There are a number of contributing factors to the steep decline in apprentice and trainee numbers. The ongoing impact of lockdowns has had a significant impact. We have witnessed many businesses reorganising their affairs to prepare for the full impact of a COVID-19 induced recession which, for many, has meant reducing their workforce to skeleton crews to stay afloat. Other businesses are holding off on new commencements until they start operating profitability again.

At the same time, like the wider economy, our industry is preparing for a potential cessation of JobKeeper payments, and those who have been invisibly “stood down” becoming visible in cancellation numbers.

Apprentice and trainee numbers “falling off a cliff”, as it were, would fundamentally debase the Australian economy of a significant skills foundation. This would not only hamper economic recovery in the short-term but reduce the future competitiveness of the Australian labour market and economy internationally.

What is keeping us on track?

  • JobTrainer

    Prime Minister Scott Morrison and Minister for Employment, Skills, Small and Family Business, the Hon. Michaelia Cash, today announced the JobTrainer package, which will aim to deliver more than 340,000 training places across Australia for school-leavers, or people who have lost employment due to COVID-19. The package will include the delivery of free short courses in high priority areas facing potential skills shortages or high demand; so far the Government has indicated this may include healthcare and social assistance, transport, postal and warehousing, manufacturing, retail trade and wholesale trade. The Federal Government have committed $500 million so far, expecting states and territories who choose to sign up to match the figure through split contributions.

  • Supporting Apprentices and Trainees

    When the severity of the pandemic first became apparent, the Federal Government moved quickly to introduce the Supporting Apprentices and Trainees (SAT) wage subsidy and today announced a further $1.5 billion will be invested in the program. The SAT dictates that small businesses who retain existing apprentices and trainees receive a 50 per cent subsidy, and employers of any size who re-engage an apprentice or trainee that has been displaced from a small business will similarly attract a subsidy.

    So far, more than 74,000 payments have been made, through the SAT wage subsidy, to employers supporting the retention of apprentices and trainees in small businesses. Our teams have been working around the clock to ensure employers can put this subsidy in place to secure the future of their apprentices.

  • Delivering Skills for Today and Tomorrow

    The Federal Government announced a $585 million skills package on 1 July 2020, Delivering Skills for Today and Tomorrow. The package aims to centre VET as a pathway of choice for school leavers and career changers and was released in response to required reform identified in the Expert review of Australia’s vocational education and training system.

  • Apprenticeship and Traineeship Re-engagement Incentive

    The Western Australian Government recently announced it will provide $6,000 in financial support for employers who take on a displaced apprentice, and $3,000 for taking on a displaced trainee. The Apprenticeship and Traineeship Re-engagement Incentive is aimed at helping employers maintain a pipeline of skilled workers during COVID-19 recovery.
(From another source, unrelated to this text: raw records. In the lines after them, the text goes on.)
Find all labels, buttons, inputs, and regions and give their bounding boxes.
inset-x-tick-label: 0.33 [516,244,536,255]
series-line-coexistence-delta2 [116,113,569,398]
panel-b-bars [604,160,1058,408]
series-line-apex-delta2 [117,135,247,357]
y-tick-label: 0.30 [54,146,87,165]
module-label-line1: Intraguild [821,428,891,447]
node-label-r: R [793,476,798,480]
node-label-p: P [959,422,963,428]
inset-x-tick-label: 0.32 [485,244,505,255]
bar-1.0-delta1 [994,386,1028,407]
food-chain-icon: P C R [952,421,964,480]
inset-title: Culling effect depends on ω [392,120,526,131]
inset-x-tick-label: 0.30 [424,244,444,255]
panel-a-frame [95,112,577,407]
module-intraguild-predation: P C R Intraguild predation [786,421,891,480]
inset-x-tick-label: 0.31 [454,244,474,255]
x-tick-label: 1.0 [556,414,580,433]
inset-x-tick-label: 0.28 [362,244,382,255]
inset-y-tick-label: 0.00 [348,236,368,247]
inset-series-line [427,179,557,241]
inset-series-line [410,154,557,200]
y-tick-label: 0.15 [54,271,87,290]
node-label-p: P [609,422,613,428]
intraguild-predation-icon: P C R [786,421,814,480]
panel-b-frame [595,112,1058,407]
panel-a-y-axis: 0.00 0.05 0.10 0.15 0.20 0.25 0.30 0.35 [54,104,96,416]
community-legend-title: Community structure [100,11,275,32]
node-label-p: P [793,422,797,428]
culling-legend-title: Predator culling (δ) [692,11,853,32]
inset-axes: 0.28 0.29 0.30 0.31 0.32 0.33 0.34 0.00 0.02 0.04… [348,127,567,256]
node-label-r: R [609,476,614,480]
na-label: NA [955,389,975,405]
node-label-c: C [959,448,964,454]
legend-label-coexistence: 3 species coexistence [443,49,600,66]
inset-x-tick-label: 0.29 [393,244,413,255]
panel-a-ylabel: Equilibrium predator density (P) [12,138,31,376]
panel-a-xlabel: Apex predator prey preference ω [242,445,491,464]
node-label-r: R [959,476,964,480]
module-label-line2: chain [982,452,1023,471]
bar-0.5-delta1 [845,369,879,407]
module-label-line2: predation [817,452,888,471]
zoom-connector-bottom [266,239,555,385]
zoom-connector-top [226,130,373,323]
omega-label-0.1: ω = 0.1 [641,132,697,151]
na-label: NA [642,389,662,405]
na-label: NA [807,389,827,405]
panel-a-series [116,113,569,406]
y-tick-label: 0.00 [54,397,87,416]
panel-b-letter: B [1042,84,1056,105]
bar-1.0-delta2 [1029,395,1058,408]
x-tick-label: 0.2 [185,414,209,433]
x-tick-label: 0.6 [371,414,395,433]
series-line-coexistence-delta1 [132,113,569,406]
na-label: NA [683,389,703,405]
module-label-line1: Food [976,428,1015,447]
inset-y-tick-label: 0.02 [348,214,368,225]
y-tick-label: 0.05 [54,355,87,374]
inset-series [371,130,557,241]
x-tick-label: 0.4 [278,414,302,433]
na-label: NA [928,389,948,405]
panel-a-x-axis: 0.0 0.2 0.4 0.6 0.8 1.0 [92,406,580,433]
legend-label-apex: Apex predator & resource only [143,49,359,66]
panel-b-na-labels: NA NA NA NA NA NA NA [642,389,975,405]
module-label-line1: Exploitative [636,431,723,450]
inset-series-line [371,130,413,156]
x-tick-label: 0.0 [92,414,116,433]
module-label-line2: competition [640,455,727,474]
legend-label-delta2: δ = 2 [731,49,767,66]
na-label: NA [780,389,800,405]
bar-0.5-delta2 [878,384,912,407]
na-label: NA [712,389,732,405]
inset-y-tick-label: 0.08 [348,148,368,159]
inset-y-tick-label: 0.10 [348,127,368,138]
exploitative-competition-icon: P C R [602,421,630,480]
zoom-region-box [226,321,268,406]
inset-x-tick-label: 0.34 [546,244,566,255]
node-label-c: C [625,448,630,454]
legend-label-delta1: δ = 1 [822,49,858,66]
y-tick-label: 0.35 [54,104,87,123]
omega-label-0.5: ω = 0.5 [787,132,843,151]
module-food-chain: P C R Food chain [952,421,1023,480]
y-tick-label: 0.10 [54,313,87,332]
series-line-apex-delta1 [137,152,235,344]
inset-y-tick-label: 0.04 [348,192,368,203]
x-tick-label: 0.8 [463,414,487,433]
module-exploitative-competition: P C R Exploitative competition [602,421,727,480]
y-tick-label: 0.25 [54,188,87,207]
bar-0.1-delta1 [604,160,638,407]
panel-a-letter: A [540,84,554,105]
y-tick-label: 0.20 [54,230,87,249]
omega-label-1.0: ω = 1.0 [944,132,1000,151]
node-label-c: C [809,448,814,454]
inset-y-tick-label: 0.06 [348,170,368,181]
What is the opportunity for employers?

Leveraging the financial stimulus available, individual businesses have an opportunity to positively impact the economy by supporting young people in developing their skills. This, in turn, will increase the capability and capacity of a business to remain competitive and build economic resilience, undoubtedly making them more productive and, in turn, competitive.

As the only national Apprenticeship Network Provider, MEGT is poised to support employers source and engage apprentices or trainees for their business, interpret the state-specific VET environments, and navigate what Federal structures are available as we collectively pursue economic recovery. Without doubt, the retention of apprentices and trainees is a crucial component of our country’s economic recovery. Without the next generation of youth and talent the pain of the pandemic may well last even longer.